Region celebrates first seaplane flight

The first seaplane in history took off from the waters of Étang de Berre one hundred years ago, on 28 March 1910.

Seaplanes are the dinosaurs of commercial aviation history. They once ruled the skies but became almost extinct during the course of evolution.

The first seaplane in history took off from the waters of Étang de Berre one hundred years ago, on 28 March 1910. It was a frail-looking machine equipped with a small 50 HP engine. Its designer and pilot, an engineer from Marseille named Henri Fabre, rode it astride, as if riding a winged horse.

Pegasus, however, was not the name Henri Fabre chose for his "hydro-aeroplane." The 27-year old engineer preferred to name his invention Le Canard (The Duck).

On that first flight, Le Canard flew a distance of about 500 metres, twice as far as the Wright brothers' aeroplane seven years earlier at Kitty Hawk, North Carolina.
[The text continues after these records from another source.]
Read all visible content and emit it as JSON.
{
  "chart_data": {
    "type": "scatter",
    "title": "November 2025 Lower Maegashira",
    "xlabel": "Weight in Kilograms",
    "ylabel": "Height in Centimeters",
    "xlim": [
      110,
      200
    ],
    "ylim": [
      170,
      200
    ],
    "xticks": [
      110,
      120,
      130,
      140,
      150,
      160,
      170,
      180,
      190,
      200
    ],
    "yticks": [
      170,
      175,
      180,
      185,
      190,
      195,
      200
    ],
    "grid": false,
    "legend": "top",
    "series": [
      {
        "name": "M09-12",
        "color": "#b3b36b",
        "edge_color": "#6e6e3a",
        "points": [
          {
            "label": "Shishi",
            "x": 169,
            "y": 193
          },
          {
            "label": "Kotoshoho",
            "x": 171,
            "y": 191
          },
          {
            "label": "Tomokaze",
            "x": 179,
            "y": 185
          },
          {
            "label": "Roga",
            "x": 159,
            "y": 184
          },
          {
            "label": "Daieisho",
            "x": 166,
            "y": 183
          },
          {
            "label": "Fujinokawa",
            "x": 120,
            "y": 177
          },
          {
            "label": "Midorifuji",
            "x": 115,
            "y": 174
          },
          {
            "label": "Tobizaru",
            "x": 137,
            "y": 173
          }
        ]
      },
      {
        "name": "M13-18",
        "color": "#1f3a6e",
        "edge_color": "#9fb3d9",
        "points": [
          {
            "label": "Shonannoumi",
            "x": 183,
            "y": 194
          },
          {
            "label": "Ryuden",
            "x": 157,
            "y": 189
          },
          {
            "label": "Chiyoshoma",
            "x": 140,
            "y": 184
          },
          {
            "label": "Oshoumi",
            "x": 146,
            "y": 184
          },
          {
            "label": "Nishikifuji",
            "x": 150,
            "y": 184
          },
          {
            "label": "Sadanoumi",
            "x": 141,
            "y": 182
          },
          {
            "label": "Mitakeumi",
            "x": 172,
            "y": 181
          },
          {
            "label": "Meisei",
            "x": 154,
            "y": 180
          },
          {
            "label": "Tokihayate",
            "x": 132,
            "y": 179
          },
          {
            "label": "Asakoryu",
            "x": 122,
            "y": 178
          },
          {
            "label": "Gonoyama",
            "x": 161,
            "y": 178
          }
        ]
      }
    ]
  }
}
On the same day, Fabre, who had never flown before, not even as a passenger, performed five other flights and made an elegant landing—or "alighting" which is more proper for seaplanes—in the Martigues marina.

Unaware that it was paying homage to Henri Fabre, Pan American Airlines opened the world's first transatlantic passenger service in 1939, between New York and Marseille.
Henri Fabre, whose feat will be celebrated throughout the region this week-end, opened the way for long-distance commercial flight. A good decade before regular aircrafts, seaplanes were to venture across the transatlantic route.

Unaware that it was paying homage to Henri Fabre, Pan American Airlines opened the world's first transatlantic passenger service in 1939, between New York and Marseille. And just as Le Canard had done 29 years earlier, the fabled Yankee Clipper, Boeing's 74-passenger luxury "flying boat", would land on and take off from the waters of Étang de Berre.